The killing of 1,500 of the 1,800 Jews from Józefów (other names: Józefów Biłgorajski, Józefów Ordynacki, Józefów Roztoczański) located 20 mi southeast of Biłgoraj in Distrikt Lublin on 13 July 1942 was performed by German (Ordnungspolizei) policemen: the 1. Company, and, mostly, by the three platoons of the 2. Company. Trapp gave his commanders their respective assignments before the operation:

"The men were explicitly ordered to shoot anyone trying to escape. The remaining men were to round up the Jews and take them to the marketplace. Those too sick or frail to walk to the marketplace, as well as infants and anyone offering resistance or attempting to hide, were to be shot on the spot."
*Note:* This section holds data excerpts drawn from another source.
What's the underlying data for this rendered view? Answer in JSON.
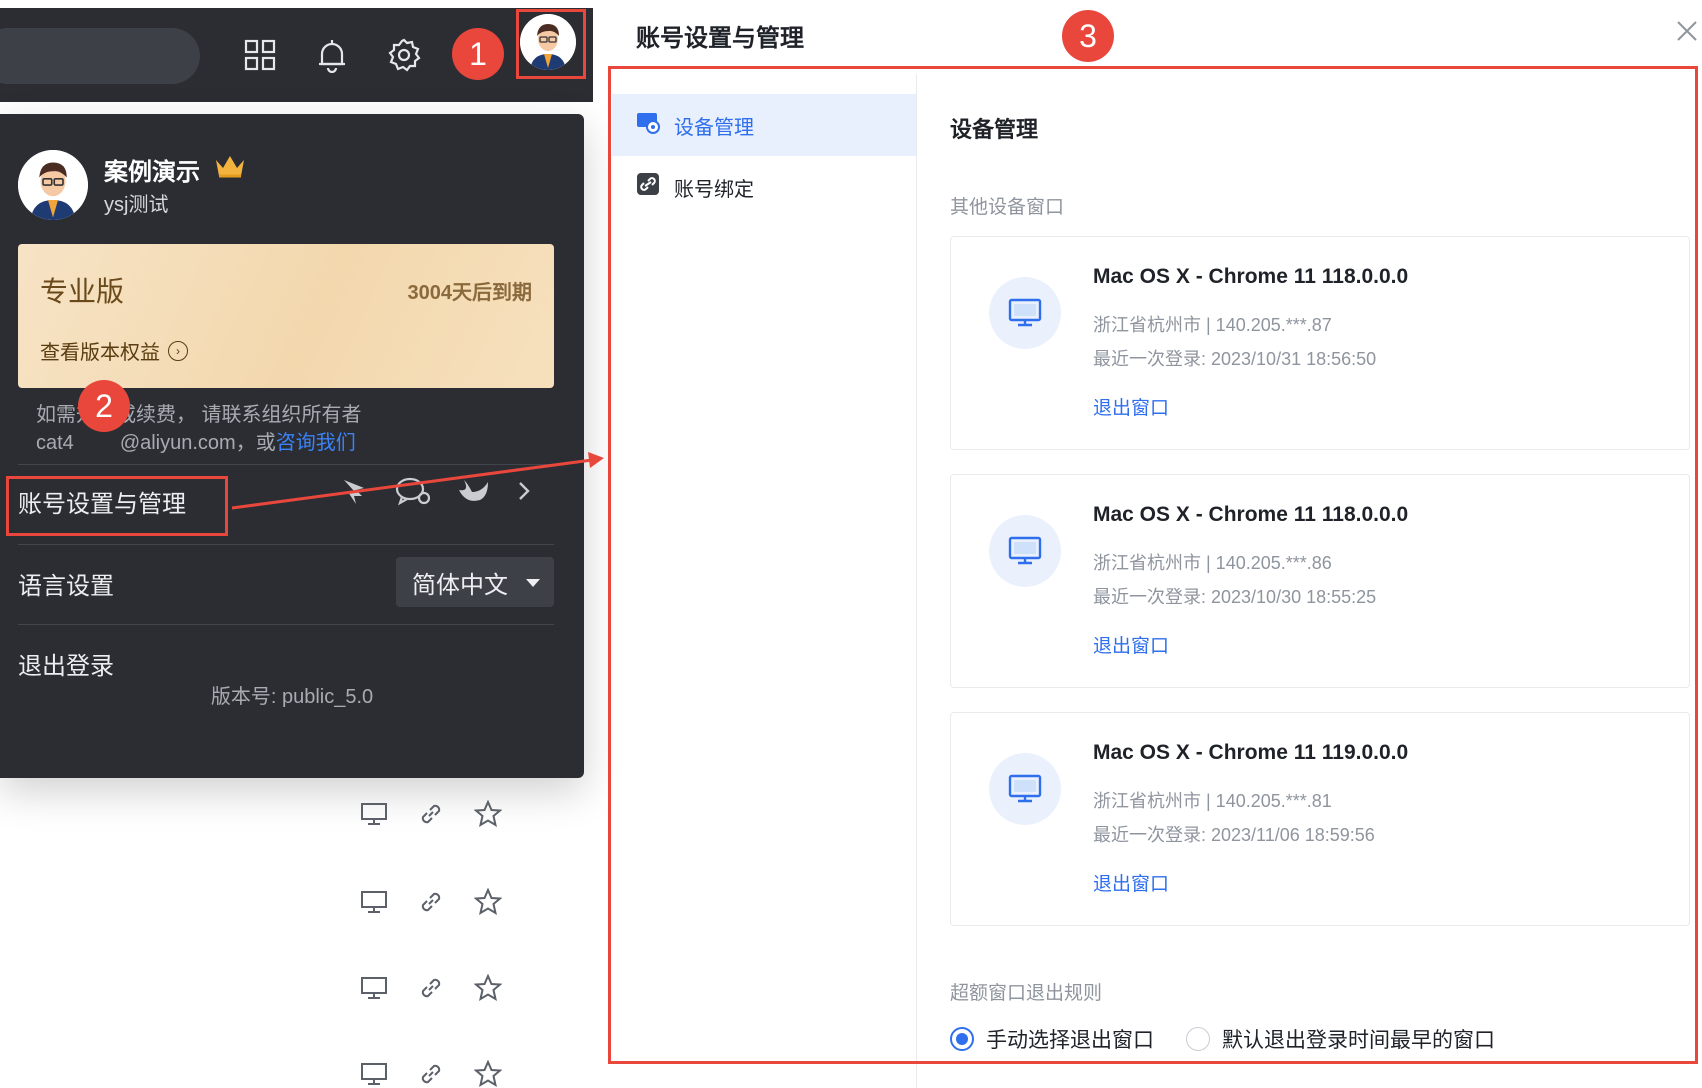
{
  "annotations": {
    "step1": "1",
    "step2": "2",
    "step3": "3"
  },
  "account_menu": {
    "user_name": "案例演示",
    "user_sub": "ysj测试",
    "plan_name": "专业版",
    "plan_expire": "3004天后到期",
    "plan_benefits_link": "查看版本权益",
    "note_line1": "如需升级或续费， 请联系组织所有者",
    "note_line2_prefix": "cat4",
    "note_line2_mid": "@aliyun.com，或",
    "note_line2_link": "咨询我们",
    "account_settings_label": "账号设置与管理",
    "language_label": "语言设置",
    "language_value": "简体中文",
    "logout_label": "退出登录",
    "version": "版本号:  public_5.0"
  },
  "dialog": {
    "title": "账号设置与管理",
    "nav": [
      {
        "label": "设备管理",
        "active": true,
        "icon": "device-settings-icon"
      },
      {
        "label": "账号绑定",
        "active": false,
        "icon": "link-icon"
      }
    ],
    "content_title": "设备管理",
    "other_devices_label": "其他设备窗口",
    "devices": [
      {
        "name": "Mac OS X - Chrome 11 118.0.0.0",
        "location": "浙江省杭州市 | 140.205.***.87",
        "last_login": "最近一次登录:   2023/10/31 18:56:50",
        "logout": "退出窗口"
      },
      {
        "name": "Mac OS X - Chrome 11 118.0.0.0",
        "location": "浙江省杭州市 | 140.205.***.86",
        "last_login": "最近一次登录:   2023/10/30 18:55:25",
        "logout": "退出窗口"
      },
      {
        "name": "Mac OS X - Chrome 11 119.0.0.0",
        "location": "浙江省杭州市 | 140.205.***.81",
        "last_login": "最近一次登录:   2023/11/06 18:59:56",
        "logout": "退出窗口"
      }
    ],
    "exceed_rule_label": "超额窗口退出规则",
    "exceed_options": [
      {
        "label": "手动选择退出窗口",
        "selected": true
      },
      {
        "label": "默认退出登录时间最早的窗口",
        "selected": false
      }
    ]
  },
  "colors": {
    "accent": "#2f6fed",
    "annotation_red": "#e9473c",
    "menu_bg": "#2b2d33"
  }
}
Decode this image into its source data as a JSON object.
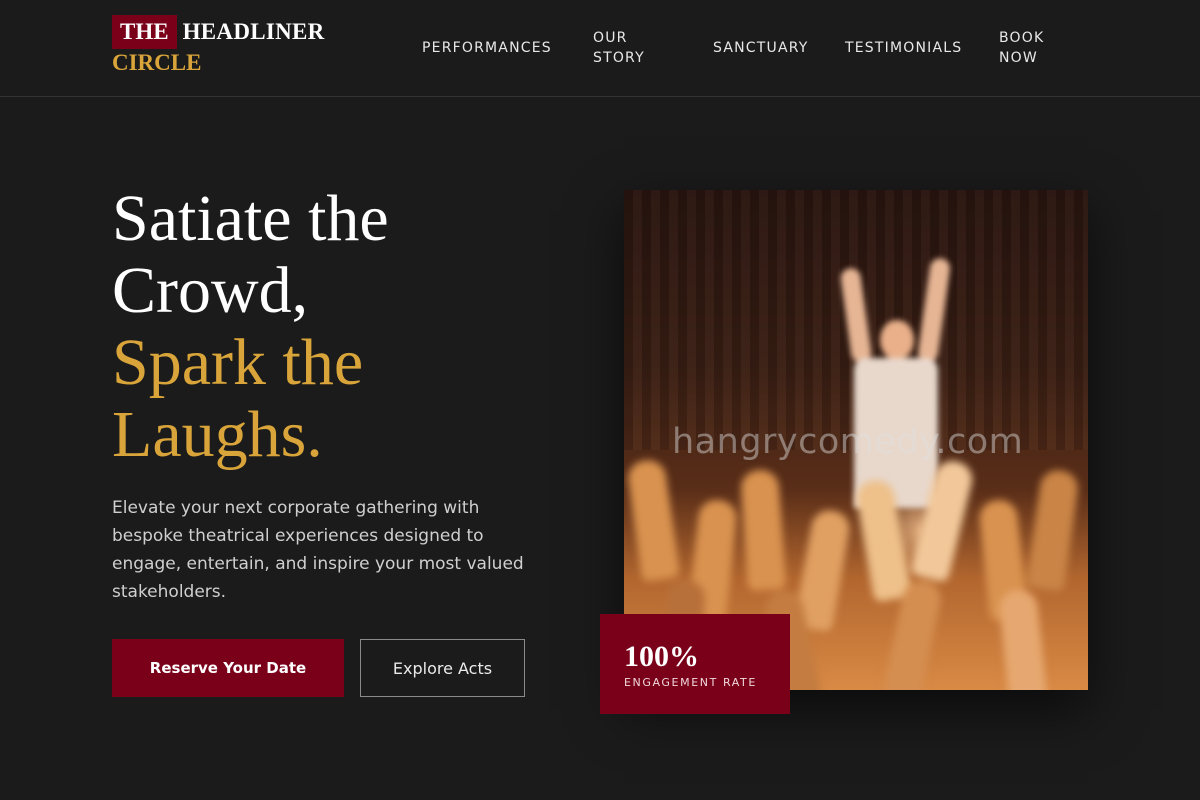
{
  "brand": {
    "the": "THE",
    "headliner": "HEADLINER",
    "circle": "CIRCLE"
  },
  "nav": {
    "items": [
      {
        "label": "PERFORMANCES"
      },
      {
        "label": "OUR STORY"
      },
      {
        "label": "SANCTUARY"
      },
      {
        "label": "TESTIMONIALS"
      },
      {
        "label": "BOOK NOW"
      }
    ]
  },
  "hero": {
    "title_white_1": "Satiate the",
    "title_white_2": "Crowd,",
    "title_gold_1": "Spark the",
    "title_gold_2": "Laughs.",
    "description": "Elevate your next corporate gathering with bespoke theatrical experiences designed to engage, entertain, and inspire your most valued stakeholders.",
    "primary_cta": "Reserve Your Date",
    "secondary_cta": "Explore Acts"
  },
  "image": {
    "watermark": "hangrycomedy.com"
  },
  "stat": {
    "value": "100%",
    "label": "ENGAGEMENT RATE"
  },
  "colors": {
    "background": "#1b1b1b",
    "accent_red": "#7a0019",
    "accent_gold": "#d9a53a"
  }
}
Trapp, upon receiving orders the orders to massacre the village of Józefów, offered his men a chance to avoid this duty."If any of the older men among them did not feel up to the task that lay before him, he could step out. Trapp paused and after some moments, one man stepped forward. The captain of 3rd company, enraged that one of his men had broken ranks, began to berate the man. The major told the captain to hold his tongue. Then ten or twelve other men stepped forward as well."The bodies of the dead carpeting the forest floor at the Winiarczykowa Góra hill (about 2 km from the village) were left unburied. Watches, jewelry and money were taken.

The Reserve Police Battalion 101 left for Biłgoraj at 9 pm. According to one policeman, Trapp told him "Man, … such jobs don't suit me. But orders are orders." Trapp later remarked to his driver: "If this Jewish business is ever avenged on earth, then have mercy on us Germans."